Small- and medium-sized enterprises (SMEs) create and sustain a substantial portion of jobs in emerging economies, contribute to innovation, and drive social impact. Entrepreneur support organizations such as incubators, accelerators, and fellowship programs play an important role for SMEs in emerging economies by closing entrepreneurs’ gaps in knowledge, capital, and networks; providing guidance to reach targets; and fostering entrepreneurship ecosystems. Research has shown the positive effects of entrepreneurial support on revenue growth, employment, and financing. However, upon completion of these programs, entrepreneurs are often back on their own, unless they participate in another support program. While entrepreneurs in industrialized economies have access to a broad range of professional services—industry trade associations, peer networking organizations, and consultants—that can help them navigate their growth over time, the fact that such services are less accessible in emerging economies results in a services gap.
In reviewing the field of entrepreneur support organizations across Africa and India, we identified more than 90 of the most visible accelerators, incubators, and fellowships. Typically, these organizations provide structured learning experiences, peer-to-peer interaction, mentoring, and access to investor networks over a discrete time period. Sixty organizations publicly shared details about their programs online. We found that 46 provide short-term, episodic services to entrepreneurs that last from a few days to six months, followed at times by a loosely organized alumni network. Recent data from the Global Accelerator Learning Initiative, a partnership between the Aspen Network of Development Entrepreneurs and Emory University, further undergird our findings on the gap in continued support for emerging-market entrepreneurs, showing that long-term services often don’t exist to support their growth but are direly needed.

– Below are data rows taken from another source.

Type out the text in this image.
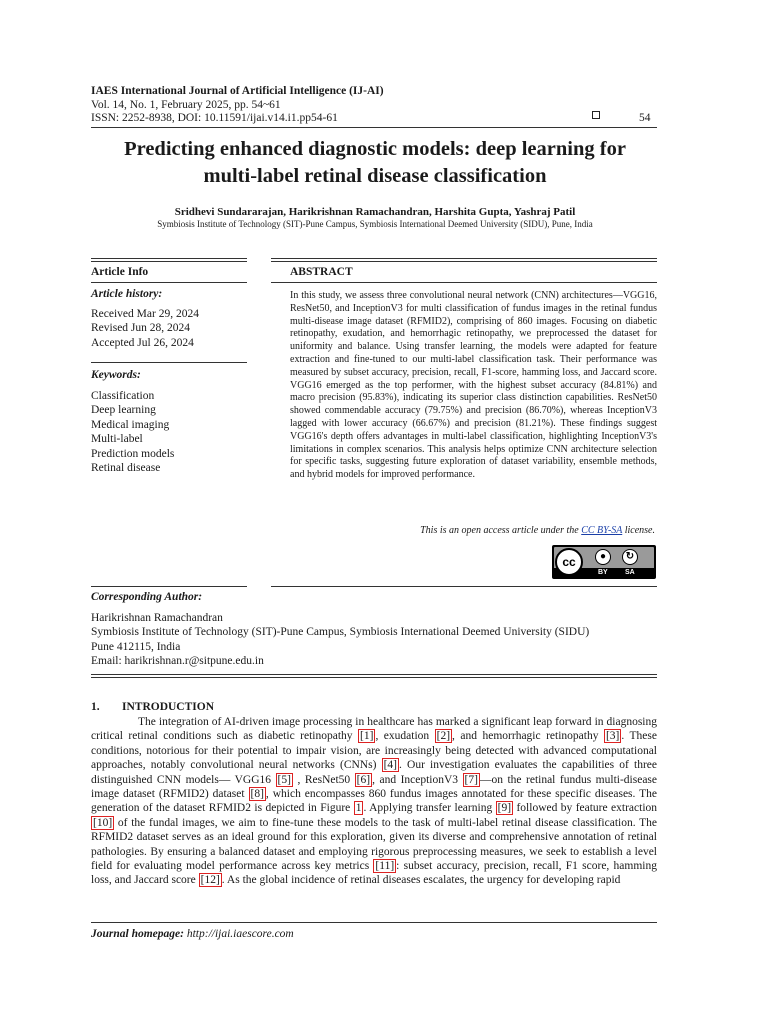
IAES International Journal of Artificial Intelligence (IJ-AI)
Vol. 14, No. 1, February 2025, pp. 54~61
ISSN: 2252-8938, DOI: 10.11591/ijai.v14.i1.pp54-61	54
Predicting enhanced diagnostic models: deep learning for
multi-label retinal disease classification
Sridhevi Sundararajan, Harikrishnan Ramachandran, Harshita Gupta, Yashraj Patil
Symbiosis Institute of Technology (SIT)-Pune Campus, Symbiosis International Deemed University (SIDU), Pune, India
Article Info
Article history:
Received Mar 29, 2024
Revised Jun 28, 2024
Accepted Jul 26, 2024
Keywords:
Classification
Deep learning
Medical imaging
Multi-label
Prediction models
Retinal disease
ABSTRACT
In this study, we assess three convolutional neural network (CNN) architectures—VGG16, ResNet50, and InceptionV3 for multi classification of fundus images in the retinal fundus multi-disease image dataset (RFMID2), comprising of 860 images. Focusing on diabetic retinopathy, exudation, and hemorrhagic retinopathy, we preprocessed the dataset for uniformity and balance. Using transfer learning, the models were adapted for feature extraction and fine-tuned to our multi-label classification task. Their performance was measured by subset accuracy, precision, recall, F1-score, hamming loss, and Jaccard score. VGG16 emerged as the top performer, with the highest subset accuracy (84.81%) and macro precision (95.83%), indicating its superior class distinction capabilities. ResNet50 showed commendable accuracy (79.75%) and precision (86.70%), whereas InceptionV3 lagged with lower accuracy (66.67%) and precision (81.21%). These findings suggest VGG16's depth offers advantages in multi-label classification, highlighting InceptionV3's limitations in complex scenarios. This analysis helps optimize CNN architecture selection for specific tasks, suggesting future exploration of dataset variability, ensemble methods, and hybrid models for improved performance.
This is an open access article under the CC BY-SA license.
cc	●	↻
BY SA
Corresponding Author:
Harikrishnan Ramachandran
Symbiosis Institute of Technology (SIT)-Pune Campus, Symbiosis International Deemed University (SIDU)
Pune 412115, India
Email: harikrishnan.r@sitpune.edu.in
1. INTRODUCTION
The integration of AI-driven image processing in healthcare has marked a significant leap forward in diagnosing critical retinal conditions such as diabetic retinopathy [1] , exudation [2] , and hemorrhagic retinopathy [3] . These conditions, notorious for their potential to impair vision, are increasingly being detected with advanced computational approaches, notably convolutional neural networks (CNNs) [4] . Our investigation evaluates the capabilities of three distinguished CNN models— VGG16 [5] , ResNet50 [6] , and InceptionV3 [7] —on the retinal fundus multi-disease image dataset (RFMID2) dataset [8] , which encompasses 860 fundus images annotated for these specific diseases. The generation of the dataset RFMID2 is depicted in Figure 1 . Applying transfer learning [9] followed by feature extraction [10] of the fundal images, we aim to fine-tune these models to the task of multi-label retinal disease classification. The RFMID2 dataset serves as an ideal ground for this exploration, given its diverse and comprehensive annotation of retinal pathologies. By ensuring a balanced dataset and employing rigorous preprocessing measures, we seek to establish a level field for evaluating model performance across key metrics [11] : subset accuracy, precision, recall, F1 score, hamming loss, and Jaccard score [12] . As the global incidence of retinal diseases escalates, the urgency for developing rapid
Journal homepage: http://ijai.iaescore.com
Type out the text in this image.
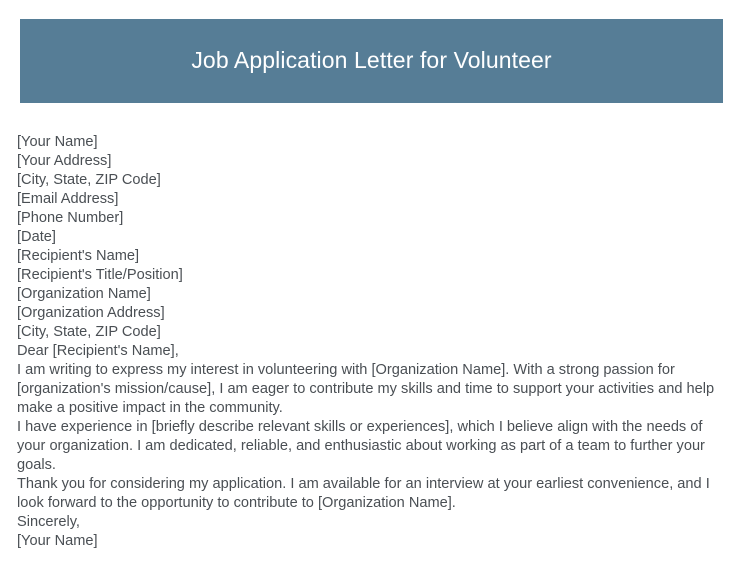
Job Application Letter for Volunteer
[Your Name]
[Your Address]
[City, State, ZIP Code]
[Email Address]
[Phone Number]
[Date]
[Recipient's Name]
[Recipient's Title/Position]
[Organization Name]
[Organization Address]
[City, State, ZIP Code]
Dear [Recipient's Name],
I am writing to express my interest in volunteering with [Organization Name]. With a strong passion for [organization's mission/cause], I am eager to contribute my skills and time to support your activities and help make a positive impact in the community.
I have experience in [briefly describe relevant skills or experiences], which I believe align with the needs of your organization. I am dedicated, reliable, and enthusiastic about working as part of a team to further your goals.
Thank you for considering my application. I am available for an interview at your earliest convenience, and I look forward to the opportunity to contribute to [Organization Name].
Sincerely,
[Your Name]
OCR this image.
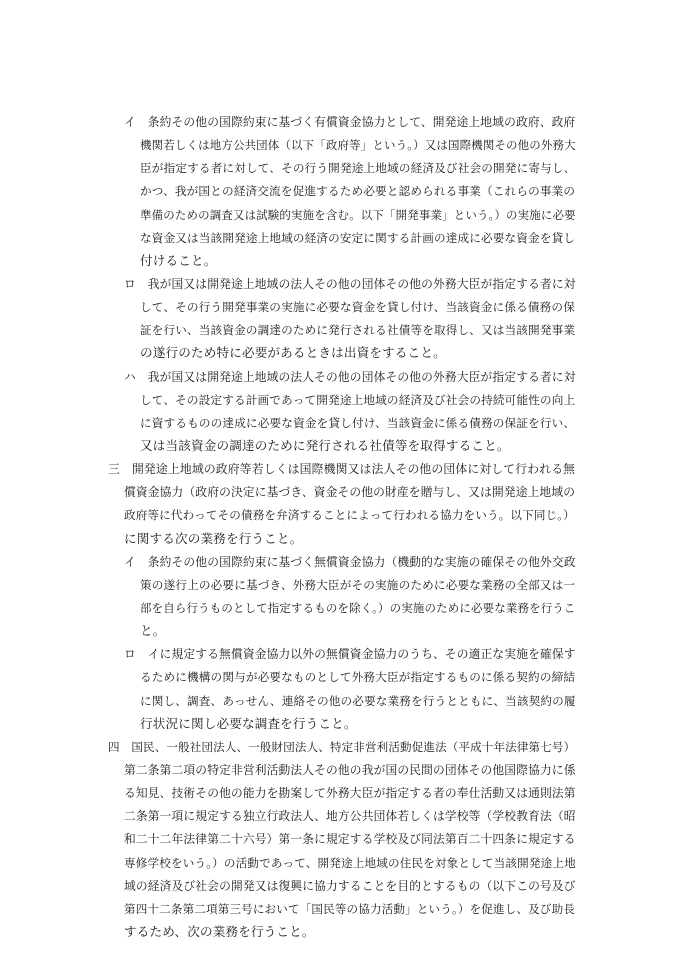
イ　条約その他の国際約束に基づく有償資金協力として、開発途上地域の政府、政府

機関若しくは地方公共団体（以下「政府等」という。）又は国際機関その他の外務大

臣が指定する者に対して、その行う開発途上地域の経済及び社会の開発に寄与し、

かつ、我が国との経済交流を促進するため必要と認められる事業（これらの事業の

準備のための調査又は試験的実施を含む。以下「開発事業」という。）の実施に必要

な資金又は当該開発途上地域の経済の安定に関する計画の達成に必要な資金を貸し

付けること。

ロ　我が国又は開発途上地域の法人その他の団体その他の外務大臣が指定する者に対

して、その行う開発事業の実施に必要な資金を貸し付け、当該資金に係る債務の保

証を行い、当該資金の調達のために発行される社債等を取得し、又は当該開発事業

の遂行のため特に必要があるときは出資をすること。

ハ　我が国又は開発途上地域の法人その他の団体その他の外務大臣が指定する者に対

して、その設定する計画であって開発途上地域の経済及び社会の持続可能性の向上

に資するものの達成に必要な資金を貸し付け、当該資金に係る債務の保証を行い、

又は当該資金の調達のために発行される社債等を取得すること。

三　開発途上地域の政府等若しくは国際機関又は法人その他の団体に対して行われる無

償資金協力（政府の決定に基づき、資金その他の財産を贈与し、又は開発途上地域の

政府等に代わってその債務を弁済することによって行われる協力をいう。以下同じ。）

に関する次の業務を行うこと。

イ　条約その他の国際約束に基づく無償資金協力（機動的な実施の確保その他外交政

策の遂行上の必要に基づき、外務大臣がその実施のために必要な業務の全部又は一

部を自ら行うものとして指定するものを除く。）の実施のために必要な業務を行うこ

と。

ロ　イに規定する無償資金協力以外の無償資金協力のうち、その適正な実施を確保す

るために機構の関与が必要なものとして外務大臣が指定するものに係る契約の締結

に関し、調査、あっせん、連絡その他の必要な業務を行うとともに、当該契約の履

行状況に関し必要な調査を行うこと。

四　国民、一般社団法人、一般財団法人、特定非営利活動促進法（平成十年法律第七号）

第二条第二項の特定非営利活動法人その他の我が国の民間の団体その他国際協力に係

る知見、技術その他の能力を勘案して外務大臣が指定する者の奉仕活動又は通則法第

二条第一項に規定する独立行政法人、地方公共団体若しくは学校等（学校教育法（昭

和二十二年法律第二十六号）第一条に規定する学校及び同法第百二十四条に規定する

専修学校をいう。）の活動であって、開発途上地域の住民を対象として当該開発途上地

域の経済及び社会の開発又は復興に協力することを目的とするもの（以下この号及び

第四十二条第二項第三号において「国民等の協力活動」という。）を促進し、及び助長

するため、次の業務を行うこと。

Our research has uncovered a novel type of entrepreneurial support organization that we call a pacemaker organization, or pacer, which offers an alternative for emerging-market entrepreneurs. Pacers serve entrepreneurs for the long run, from one year to a lifetime. Like pacers who help world-class marathon runners win races, pacemaker organizations help entrepreneurs achieve their goals in the marathon of scaling up an enterprise. Over the past two decades, some organizations have evolved their models to become pacers that help fill the gap in the entrepreneurial support landscape in emerging markets. Pacers adapt their programs and respond to entrepreneurs’ changing needs as they navigate how to scale up, maneuver crises, or pivot into new business domains.
The pacer model extends services over a longer time horizon than traditional support models, enabling SMEs to attain more social and economic progress. Pacers typically focus on post-revenue founders and their ventures, providing networking; continuous-learning opportunities; mentorship; long-term, trust-based peer engagement; and needs-based programming for founders and CEOs, which can range from preparing for a funding round to implementing a new performance management system to dealing with a cash flow crisis. Rather than drawing a distinct line between participants and alumni, pacers integrate entrepreneurs into their programming as members who can benefit in an open-ended fashion from pacers’ services. Some pacers work with their members over a long period even if they don’t take an investment stake in the firm, while others make small-risk capital investments, further strengthening their commitment and long-term interest in the growth trajectories of their members.
While entrepreneurial support organizations understand many of the challenges and opportunities of growing a business in an emerging economy, individual entrepreneurs don’t necessarily know when they will arise or how best to address them. Consider the case of Frank Omondi, CEO of Ten Senses, a macadamia- and cashew-nut processor and exporter based in Kenya. In 2017, Omondi participated in a one-year training program offered by the Stanford Institute for Innovation in Developing Economies, known as Stanford Seed. Yet, immediately after the program concluded, Omondi faced challenges in growing his enterprise. That’s when he tapped into Seed’s network of mentors and found Nancy Glaser, a seasoned Stanford Graduate School of Business alumna, who volunteered as a coach for several months by helping him address cash flow issues and get Ten Senses ready to find investors. Two years later, Omondi secured capital to further grow his business. In 2019, he needed expertise to develop a new, blockchain-based software to certify his fair-trade and organic nuts. He again tapped into Seed’s services, this time utilizing its internship program, working with a Stanford undergraduate to develop the new system.